Dave urged me to remain patient—he told me that we just needed more time. He would continue to improve and to heal. I had to remember and acknowledge how far he had come. I had to listen to the insistence of friends and family members who assured me that Dave was still improving; that I was too close to the situation on a daily basis to notice that positive changes were very much still occurring in him. They reminded me of the days when he could not tell me what city he was in, when he could not make it a few hours without the crushing need for a nap.

“Keep writing; writing will save you,” Lee told me. She had first said those words to me just days after the stroke, early in the recovery—way too early for me to see or understand the wisdom in them. At that time I had been working on my third novel, Sisi, but by then it was mostly just editing that remained. That I could do. That was familiar, a welcome escape, even.

But the creatively taxing work of writing something new? Creating something? I could not fathom it. Writing was where I found my joy. Writing was where I went to play. Writing required space and time and freedom, none of which I had.

And yet. In those exhausting days so many months later, when the fragments of our former life were scattered around us, as trampled and trodden as the late-winter Chicago snow, I returned to these words of advice. Keep writing; writing will save you. I returned to the letters that had accumulated on the pages of DearDave.doc. I was adrift—too far removed from the initial event to have any remaining reserves of energy or hope, and yet still too far away from the “full recovery” toward which we had been striving to feel any peace or confidence that we would indeed arrive at that elusive place.

I realized then that I had to write. I had to write in order to make sense of what had happened, what was still happening. I have always found that I can best make sense of the world and of intense or incomprehensible situations by writing. It is my way of taking inventory, of sorting, of understanding. That was what I needed right then: I needed to do a major inventory—not just of the days and months right after Dave’s stroke, but of the days and months and years that had gotten us to that point. To try to make sense of the present. To try to make peace with the fact that the past felt lost and the future loomed like a vast, frightening unknown.

I would write to understand.
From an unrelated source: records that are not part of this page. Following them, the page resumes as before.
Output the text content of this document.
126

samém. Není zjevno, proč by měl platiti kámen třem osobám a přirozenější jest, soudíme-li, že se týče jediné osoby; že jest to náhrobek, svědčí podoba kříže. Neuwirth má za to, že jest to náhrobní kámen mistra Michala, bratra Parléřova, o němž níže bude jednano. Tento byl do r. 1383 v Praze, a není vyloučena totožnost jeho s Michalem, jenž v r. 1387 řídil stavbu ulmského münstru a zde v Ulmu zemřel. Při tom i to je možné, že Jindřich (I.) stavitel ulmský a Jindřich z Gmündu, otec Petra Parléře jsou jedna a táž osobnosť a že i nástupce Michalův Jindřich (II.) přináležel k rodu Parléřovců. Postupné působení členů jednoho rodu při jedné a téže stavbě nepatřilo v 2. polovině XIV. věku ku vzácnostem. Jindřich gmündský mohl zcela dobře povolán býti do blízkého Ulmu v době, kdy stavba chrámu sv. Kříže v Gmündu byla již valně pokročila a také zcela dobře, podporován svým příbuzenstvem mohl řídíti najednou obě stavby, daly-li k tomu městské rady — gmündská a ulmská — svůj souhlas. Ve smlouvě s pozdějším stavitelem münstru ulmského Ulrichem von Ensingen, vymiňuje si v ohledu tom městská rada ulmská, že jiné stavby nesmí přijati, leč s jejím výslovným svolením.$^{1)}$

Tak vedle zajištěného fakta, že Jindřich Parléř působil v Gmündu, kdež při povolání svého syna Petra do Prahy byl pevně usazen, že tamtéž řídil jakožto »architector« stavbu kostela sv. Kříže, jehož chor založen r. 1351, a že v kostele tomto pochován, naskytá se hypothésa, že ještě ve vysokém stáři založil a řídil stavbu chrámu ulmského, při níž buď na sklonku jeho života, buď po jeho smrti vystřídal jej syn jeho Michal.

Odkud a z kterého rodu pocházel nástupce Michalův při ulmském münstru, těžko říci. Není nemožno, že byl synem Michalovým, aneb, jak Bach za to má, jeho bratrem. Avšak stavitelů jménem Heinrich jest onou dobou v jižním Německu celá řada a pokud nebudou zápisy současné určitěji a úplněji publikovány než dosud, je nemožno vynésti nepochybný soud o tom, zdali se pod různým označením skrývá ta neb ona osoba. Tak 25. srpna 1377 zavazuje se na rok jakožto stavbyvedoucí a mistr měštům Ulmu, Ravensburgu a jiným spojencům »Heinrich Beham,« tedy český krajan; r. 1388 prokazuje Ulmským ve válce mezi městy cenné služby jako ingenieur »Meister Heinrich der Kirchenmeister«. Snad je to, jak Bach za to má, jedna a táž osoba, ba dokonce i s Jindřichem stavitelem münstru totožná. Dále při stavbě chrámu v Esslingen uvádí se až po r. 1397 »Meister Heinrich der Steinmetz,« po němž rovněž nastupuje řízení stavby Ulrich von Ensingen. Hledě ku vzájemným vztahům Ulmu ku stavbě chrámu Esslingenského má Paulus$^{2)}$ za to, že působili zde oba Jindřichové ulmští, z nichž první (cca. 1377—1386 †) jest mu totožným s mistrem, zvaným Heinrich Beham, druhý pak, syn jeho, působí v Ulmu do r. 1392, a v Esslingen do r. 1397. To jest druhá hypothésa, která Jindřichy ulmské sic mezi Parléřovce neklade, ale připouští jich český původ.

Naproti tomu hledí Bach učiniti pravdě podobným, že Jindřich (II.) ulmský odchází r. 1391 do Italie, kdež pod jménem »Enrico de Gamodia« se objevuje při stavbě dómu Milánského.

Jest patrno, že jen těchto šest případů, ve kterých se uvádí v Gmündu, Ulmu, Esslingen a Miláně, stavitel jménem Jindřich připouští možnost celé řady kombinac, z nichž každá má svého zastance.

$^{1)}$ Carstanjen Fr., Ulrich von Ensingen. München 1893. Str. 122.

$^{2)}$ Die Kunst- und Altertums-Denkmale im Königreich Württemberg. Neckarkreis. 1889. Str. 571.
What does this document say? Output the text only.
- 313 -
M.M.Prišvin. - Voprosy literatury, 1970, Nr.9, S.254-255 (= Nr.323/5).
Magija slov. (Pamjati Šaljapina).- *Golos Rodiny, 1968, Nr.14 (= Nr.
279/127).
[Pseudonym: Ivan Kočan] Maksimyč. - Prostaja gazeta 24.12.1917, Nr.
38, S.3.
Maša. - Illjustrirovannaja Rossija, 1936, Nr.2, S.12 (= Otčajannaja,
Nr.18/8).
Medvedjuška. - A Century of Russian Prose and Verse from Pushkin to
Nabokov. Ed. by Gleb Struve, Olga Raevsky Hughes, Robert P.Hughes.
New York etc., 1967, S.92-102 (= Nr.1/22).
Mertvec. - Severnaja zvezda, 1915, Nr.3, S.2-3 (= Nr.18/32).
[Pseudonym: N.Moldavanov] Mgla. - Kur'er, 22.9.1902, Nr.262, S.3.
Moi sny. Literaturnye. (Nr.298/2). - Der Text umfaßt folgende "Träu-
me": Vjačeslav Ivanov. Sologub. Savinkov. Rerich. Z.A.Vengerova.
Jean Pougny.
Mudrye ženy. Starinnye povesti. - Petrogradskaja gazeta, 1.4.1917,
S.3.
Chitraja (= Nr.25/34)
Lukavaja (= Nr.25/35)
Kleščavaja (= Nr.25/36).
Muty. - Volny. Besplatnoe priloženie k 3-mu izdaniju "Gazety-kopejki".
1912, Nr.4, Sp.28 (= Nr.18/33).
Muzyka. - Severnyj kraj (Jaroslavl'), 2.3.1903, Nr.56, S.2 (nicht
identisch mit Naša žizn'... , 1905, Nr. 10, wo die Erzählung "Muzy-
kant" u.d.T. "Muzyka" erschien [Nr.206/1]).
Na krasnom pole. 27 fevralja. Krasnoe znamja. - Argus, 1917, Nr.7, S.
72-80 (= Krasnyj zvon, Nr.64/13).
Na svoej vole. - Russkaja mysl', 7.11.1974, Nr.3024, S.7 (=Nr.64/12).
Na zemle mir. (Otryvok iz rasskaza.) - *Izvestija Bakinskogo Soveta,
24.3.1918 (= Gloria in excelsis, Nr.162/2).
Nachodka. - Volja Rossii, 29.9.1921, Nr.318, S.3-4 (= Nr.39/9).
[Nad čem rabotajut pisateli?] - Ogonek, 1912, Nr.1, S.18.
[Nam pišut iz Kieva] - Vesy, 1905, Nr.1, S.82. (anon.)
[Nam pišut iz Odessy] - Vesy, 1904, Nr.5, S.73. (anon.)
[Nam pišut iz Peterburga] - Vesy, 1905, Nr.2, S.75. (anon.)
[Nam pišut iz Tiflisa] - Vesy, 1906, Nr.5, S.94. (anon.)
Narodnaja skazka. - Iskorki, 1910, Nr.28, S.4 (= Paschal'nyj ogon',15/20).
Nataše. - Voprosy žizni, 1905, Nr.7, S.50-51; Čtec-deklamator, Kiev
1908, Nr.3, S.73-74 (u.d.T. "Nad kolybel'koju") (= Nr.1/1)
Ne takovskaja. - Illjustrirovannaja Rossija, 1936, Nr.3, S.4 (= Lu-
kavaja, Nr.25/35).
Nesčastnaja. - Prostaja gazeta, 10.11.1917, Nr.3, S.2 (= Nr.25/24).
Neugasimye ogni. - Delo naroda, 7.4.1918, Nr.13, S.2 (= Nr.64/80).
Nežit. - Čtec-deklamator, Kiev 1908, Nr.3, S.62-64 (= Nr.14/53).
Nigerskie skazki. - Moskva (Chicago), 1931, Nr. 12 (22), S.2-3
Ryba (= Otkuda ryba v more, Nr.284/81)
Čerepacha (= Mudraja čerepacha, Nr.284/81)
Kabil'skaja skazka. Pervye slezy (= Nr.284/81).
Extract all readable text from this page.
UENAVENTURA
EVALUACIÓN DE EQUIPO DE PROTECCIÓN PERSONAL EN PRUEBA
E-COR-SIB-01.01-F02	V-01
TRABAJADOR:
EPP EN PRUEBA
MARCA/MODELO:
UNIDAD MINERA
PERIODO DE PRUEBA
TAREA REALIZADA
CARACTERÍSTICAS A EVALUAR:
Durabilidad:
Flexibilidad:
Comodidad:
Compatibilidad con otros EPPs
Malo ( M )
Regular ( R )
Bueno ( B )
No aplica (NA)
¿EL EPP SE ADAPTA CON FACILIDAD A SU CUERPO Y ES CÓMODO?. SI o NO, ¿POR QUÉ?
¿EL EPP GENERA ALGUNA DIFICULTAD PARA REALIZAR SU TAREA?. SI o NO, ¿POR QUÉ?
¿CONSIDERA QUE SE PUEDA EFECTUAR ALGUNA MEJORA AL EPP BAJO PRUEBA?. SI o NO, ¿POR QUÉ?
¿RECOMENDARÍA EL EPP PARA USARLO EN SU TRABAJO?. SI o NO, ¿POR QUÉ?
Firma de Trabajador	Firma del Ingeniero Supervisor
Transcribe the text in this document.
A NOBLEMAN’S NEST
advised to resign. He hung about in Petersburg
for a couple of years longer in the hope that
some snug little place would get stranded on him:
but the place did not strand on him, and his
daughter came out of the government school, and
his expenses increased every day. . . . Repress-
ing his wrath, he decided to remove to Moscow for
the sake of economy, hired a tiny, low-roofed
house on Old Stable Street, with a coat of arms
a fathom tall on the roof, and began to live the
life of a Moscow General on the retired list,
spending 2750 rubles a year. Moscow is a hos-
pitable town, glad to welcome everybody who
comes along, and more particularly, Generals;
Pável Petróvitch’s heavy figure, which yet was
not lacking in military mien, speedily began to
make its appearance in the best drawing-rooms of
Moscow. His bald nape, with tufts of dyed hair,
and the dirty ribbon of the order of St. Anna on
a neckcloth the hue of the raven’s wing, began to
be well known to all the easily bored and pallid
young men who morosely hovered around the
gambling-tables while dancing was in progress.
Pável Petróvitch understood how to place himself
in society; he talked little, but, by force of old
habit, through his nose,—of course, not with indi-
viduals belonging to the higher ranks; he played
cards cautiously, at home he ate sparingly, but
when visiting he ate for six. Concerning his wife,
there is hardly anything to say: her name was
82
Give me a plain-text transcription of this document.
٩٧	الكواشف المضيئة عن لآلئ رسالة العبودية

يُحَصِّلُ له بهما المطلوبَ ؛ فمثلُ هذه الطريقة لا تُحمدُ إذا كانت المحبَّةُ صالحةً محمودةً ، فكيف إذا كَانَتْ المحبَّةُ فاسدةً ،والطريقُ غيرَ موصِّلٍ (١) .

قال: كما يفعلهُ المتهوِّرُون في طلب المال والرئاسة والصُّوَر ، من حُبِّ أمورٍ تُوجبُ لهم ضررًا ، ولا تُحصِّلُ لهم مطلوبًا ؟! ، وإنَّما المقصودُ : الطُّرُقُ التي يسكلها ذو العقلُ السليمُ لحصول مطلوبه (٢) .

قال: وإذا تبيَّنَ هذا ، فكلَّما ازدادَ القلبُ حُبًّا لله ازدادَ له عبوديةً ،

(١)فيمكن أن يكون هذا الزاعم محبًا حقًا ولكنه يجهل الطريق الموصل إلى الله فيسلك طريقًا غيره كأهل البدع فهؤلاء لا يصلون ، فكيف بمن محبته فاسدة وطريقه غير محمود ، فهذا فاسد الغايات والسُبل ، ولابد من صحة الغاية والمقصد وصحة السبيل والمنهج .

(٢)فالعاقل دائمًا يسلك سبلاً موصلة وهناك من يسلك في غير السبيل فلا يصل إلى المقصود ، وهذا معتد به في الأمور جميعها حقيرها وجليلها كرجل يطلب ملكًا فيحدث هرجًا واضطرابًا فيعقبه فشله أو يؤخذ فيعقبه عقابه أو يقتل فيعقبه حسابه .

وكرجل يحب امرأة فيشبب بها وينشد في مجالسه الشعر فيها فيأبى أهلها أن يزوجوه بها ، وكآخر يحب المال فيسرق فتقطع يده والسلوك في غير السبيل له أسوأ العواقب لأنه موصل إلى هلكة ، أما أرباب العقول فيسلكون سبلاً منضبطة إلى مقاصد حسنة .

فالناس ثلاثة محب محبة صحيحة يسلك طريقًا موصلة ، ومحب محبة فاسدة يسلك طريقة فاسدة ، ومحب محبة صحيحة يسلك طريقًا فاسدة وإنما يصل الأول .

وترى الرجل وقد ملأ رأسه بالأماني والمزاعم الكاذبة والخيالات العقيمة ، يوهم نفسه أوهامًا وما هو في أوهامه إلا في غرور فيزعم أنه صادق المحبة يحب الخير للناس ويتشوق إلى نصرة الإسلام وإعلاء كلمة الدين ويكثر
I would write to bring together the ragged and disparate threads, to try to weave something comprehensible from the frayed strands of pain and love, loss and hope, fear and faith, beauty and brokenness. I would write to try to find some order, some narrative, some meaning from the daily torment of having lost so much. And so that is what I did. DearDave.doc became the place where I turned, the pages piling up as the days passed, one by one.

Today is not forever, I told myself, time and again. I am one day closer to…to what? To a time, I hoped, when life would not feel so hopeless.

Our present would change. It, like the Chicago winter, had to pass eventually. I had to believe that sometime, somehow, the sun would break through once more, and the light would return.